LA LETTRE DU LUNDI DE MIEUX ABORDER L’AVENIR, n°191, lundi 11 avril 2016
Les décisions publiques locales, prises par les assemblées délibérantes, sont-elles directement intelligibles pour les citoyens ? Où bien nécessitent-elles un décryptage ? Telle est la question que l’on doit se poser face à la complexité croissante du paysage institutionnel actuel des collectivités territoriales. C’est à cette question même qu’a répondu François DUROVRAY, président du conseil départemental de l’Essonne, en proposant aux médias un point presse consacré au « décryptage » des délibérations présentées le lundi 11 avril 2016 en séance publique de l’assemblée départementale. (1)
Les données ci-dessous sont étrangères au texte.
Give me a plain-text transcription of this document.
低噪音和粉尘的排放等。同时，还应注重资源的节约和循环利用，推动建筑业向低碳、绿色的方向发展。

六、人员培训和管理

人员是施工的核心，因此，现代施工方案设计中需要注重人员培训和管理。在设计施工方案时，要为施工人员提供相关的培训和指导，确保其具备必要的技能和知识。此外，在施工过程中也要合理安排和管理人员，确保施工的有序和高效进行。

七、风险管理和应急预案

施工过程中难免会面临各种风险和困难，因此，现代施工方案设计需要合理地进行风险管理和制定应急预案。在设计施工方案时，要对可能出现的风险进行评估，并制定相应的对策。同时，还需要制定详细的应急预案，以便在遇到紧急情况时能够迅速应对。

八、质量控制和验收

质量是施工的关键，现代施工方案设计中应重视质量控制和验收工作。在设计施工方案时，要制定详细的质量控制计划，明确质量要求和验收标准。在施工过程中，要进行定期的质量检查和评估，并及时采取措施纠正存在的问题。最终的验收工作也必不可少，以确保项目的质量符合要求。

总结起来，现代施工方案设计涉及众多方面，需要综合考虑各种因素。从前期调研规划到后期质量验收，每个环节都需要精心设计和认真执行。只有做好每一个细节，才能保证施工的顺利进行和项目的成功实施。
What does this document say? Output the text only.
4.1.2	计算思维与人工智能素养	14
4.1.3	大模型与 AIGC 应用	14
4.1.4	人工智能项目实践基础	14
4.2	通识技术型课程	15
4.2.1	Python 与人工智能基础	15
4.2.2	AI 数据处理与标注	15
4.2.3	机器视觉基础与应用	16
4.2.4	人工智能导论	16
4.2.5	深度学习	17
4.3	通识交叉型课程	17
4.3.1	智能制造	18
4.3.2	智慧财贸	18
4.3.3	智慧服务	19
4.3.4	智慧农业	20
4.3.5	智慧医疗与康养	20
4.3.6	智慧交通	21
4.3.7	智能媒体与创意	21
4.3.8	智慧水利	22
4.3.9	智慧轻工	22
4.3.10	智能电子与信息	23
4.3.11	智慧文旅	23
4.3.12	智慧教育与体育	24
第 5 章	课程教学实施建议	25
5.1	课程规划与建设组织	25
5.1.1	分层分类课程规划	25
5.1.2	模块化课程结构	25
François DUROVRAY, Président du conseil départemental de l’Essonne (à droite)
Caroline PARÂTRE, Vice-présidente déléguée à l’éducation, aux collèges et à l’accès aux savoirs (à gauche)
Point-presse du lundi 4 avril 2016, Évry, Hôtel du département
© Photo CAD / BM 2016
9 196 167 €
POUR DES RÈGLEMENTS DE CRÉANCES IMPAYÉES
Neuf délibérations inscrites à l’ordre du jour de la séance publique du lundi 11 avril 2016 du conseil départemental de l’Essonne portent sur un apurement de dettes du conseil général qui sont antérieures à 2015. Elles portent un intitulé mystérieux : « Protocoles d’accord pour paiement ordonné et soutenable des tiers détenant des créances impayées à l’égard du département de l’Essonne » et se montent, pour cette seule séance, au vote d’une enveloppe de 9 196 167 €. Des séances prochaines seront appelées à voter d’autres protocoles. Au final, ceux-ci devraient se monter à un total d’environ 27 000 000 € (27 millions d’euros). Bernard MÉRIGOT, rédacteur en chef de Territoires et démocratie numérique local a interrogé François DUROVRAY, président du conseil départemental depuis mars 2015.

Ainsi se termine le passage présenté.